Lutar pelo PSOL como partido socialista independente
A maioria que se formou nas instâncias de direção nacional do PSOL coloca em risco a concepção do PSOL como partido socialista independente, e caminha na direção da transformação do PSOL em mais um partido institucional.
Mas a última palavra está longe de ser dada. De um lado, como já dissemos, esta maioria é frágil. De outro lado, constituiu-se uma frente de resistência às políticas que descaracterizam o PSOL. Na reunião do DN, foi apresentado um texto alternativo – “A nova conjuntura política e as tarefas do PSOL” – que expressou a visão de um partido colado nas lutas sociais, que afirmou uma política de alianças coerente e da candidatura própria em 2014.

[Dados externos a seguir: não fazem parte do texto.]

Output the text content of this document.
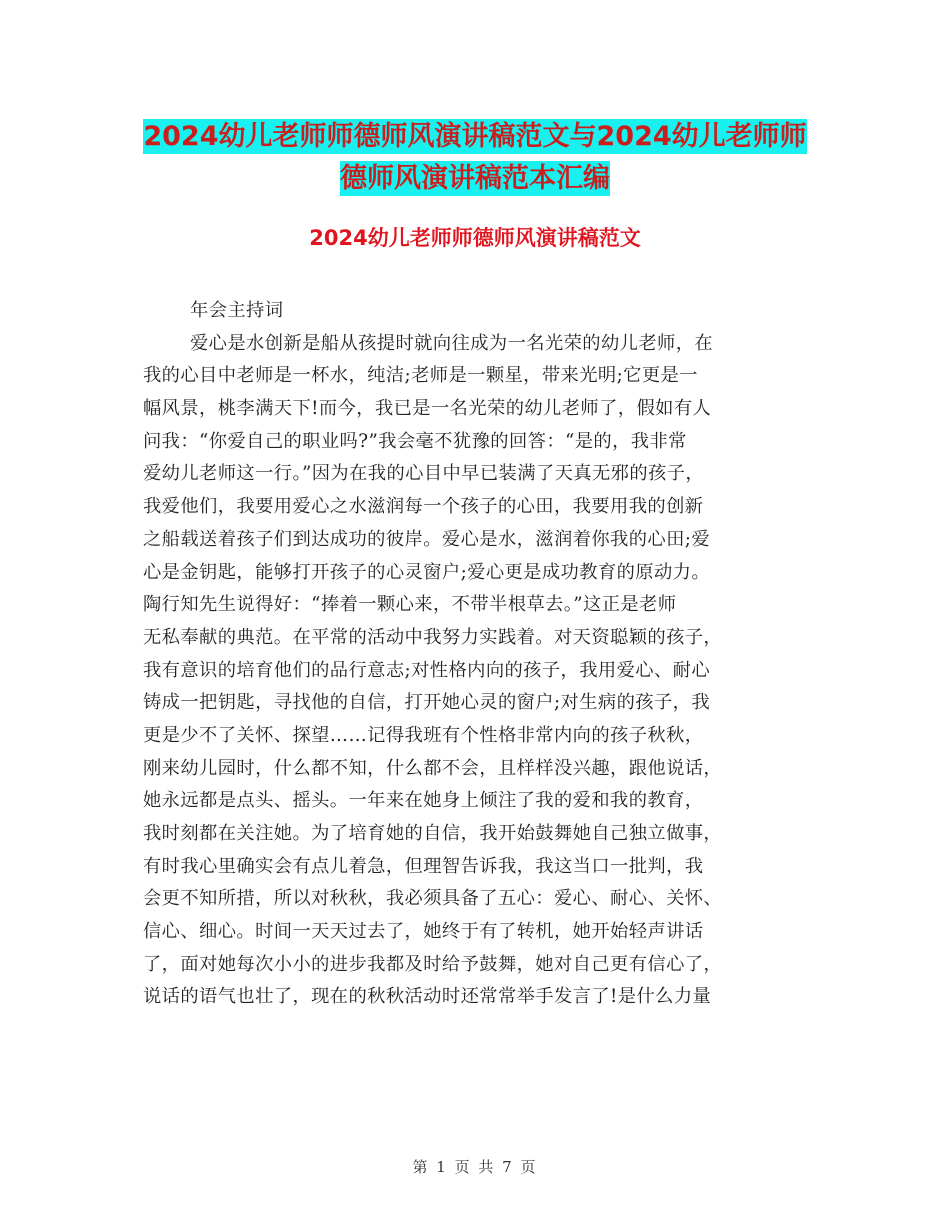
2024幼儿老师师德师风演讲稿范文与2024幼儿老师师
德师风演讲稿范本汇编
2024幼儿老师师德师风演讲稿范文
年会主持词
爱心是水创新是船从孩提时就向往成为一名光荣的幼儿老师，在
我的心目中老师是一杯水，纯洁;老师是一颗星，带来光明;它更是一
幅风景，桃李满天下!而今，我已是一名光荣的幼儿老师了，假如有人
问我：“你爱自己的职业吗?”我会毫不犹豫的回答：“是的，我非常
爱幼儿老师这一行。”因为在我的心目中早已装满了天真无邪的孩子，
我爱他们，我要用爱心之水滋润每一个孩子的心田，我要用我的创新
之船载送着孩子们到达成功的彼岸。爱心是水，滋润着你我的心田;爱
心是金钥匙，能够打开孩子的心灵窗户;爱心更是成功教育的原动力。
陶行知先生说得好：“捧着一颗心来，不带半根草去。”这正是老师
无私奉献的典范。在平常的活动中我努力实践着。对天资聪颖的孩子，
我有意识的培育他们的品行意志;对性格内向的孩子，我用爱心、耐心
铸成一把钥匙，寻找他的自信，打开她心灵的窗户;对生病的孩子，我
更是少不了关怀、探望……记得我班有个性格非常内向的孩子秋秋，
刚来幼儿园时，什么都不知，什么都不会，且样样没兴趣，跟他说话，
她永远都是点头、摇头。一年来在她身上倾注了我的爱和我的教育，
我时刻都在关注她。为了培育她的自信，我开始鼓舞她自己独立做事，
有时我心里确实会有点儿着急，但理智告诉我，我这当口一批判，我
会更不知所措，所以对秋秋，我必须具备了五心：爱心、耐心、关怀、
信心、细心。时间一天天过去了，她终于有了转机，她开始轻声讲话
了，面对她每次小小的进步我都及时给予鼓舞，她对自己更有信心了，
说话的语气也壮了，现在的秋秋活动时还常常举手发言了!是什么力量
第 1 页 共 7 页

No período imediato, até as eleições de outubro, a luta pela defesa do PSOL como partido socialista independente se dará nas ruas, no apoio às greves e ao conjunto das lutas sociais, e em uma participação eleitoral voltada para afirmar um perfil de oposição de esquerda.
Estamos em um novo momento político. O agravamento da crise internacional, com efeitos que começam a bater no Brasil, e o aumento de lutas e conflitos sociais, vão na direção oposta à que foi sugerida pelas deliberações da reunião do DN e das duas últimas reuniões da Executiva Nacional do PSOL. Estas deliberações estão em contradição com os novos acontecimentos mundiais e seus desdobramentos necessários no Brasil.
Nosso caminho é o da defesa do nosso patrimônio político coletivo, as ideias e bases fundamentais que deram origem, desde 2004, a um novo projeto de partido socialista, plural e democrático da classe trabalhadora brasileira. Isso significa aumentar a intervenção nas lutas sociais da classe trabalhadora, da juventude, das mulheres, do movimento popular, do meio-ambiente, contra a discriminação racial, contra a discriminação dos sexo-diversos (LGBTs). Aumentar o nosso engajamento para ajudar cada greve ou ação dos explorados diante dos ataques dos governos e do capital. Isso significa, nas eleições municipais, eleger vereadores e prefeitos do partido comprometidos com a luta para afirmar o PSOL como partido operário e socialista independente. Isso significa acumularmos posições no movimento e no partido para que esta luta se traduza na afirmação independente do PSOL, em 2014, com candidatura própria à presidência da República.
Estamos seguros de que, ao defendermos esta concepção de partido, de estratégia e de tática eleitoral estamos sintonizados tanto com os desafios da conjuntura quanto com o sentimento da grande maioria da militância partidária. No próximo Congresso do partido, daremos nossa contribuição para construir uma direção que esteja à altura de defender o projeto do PSOL.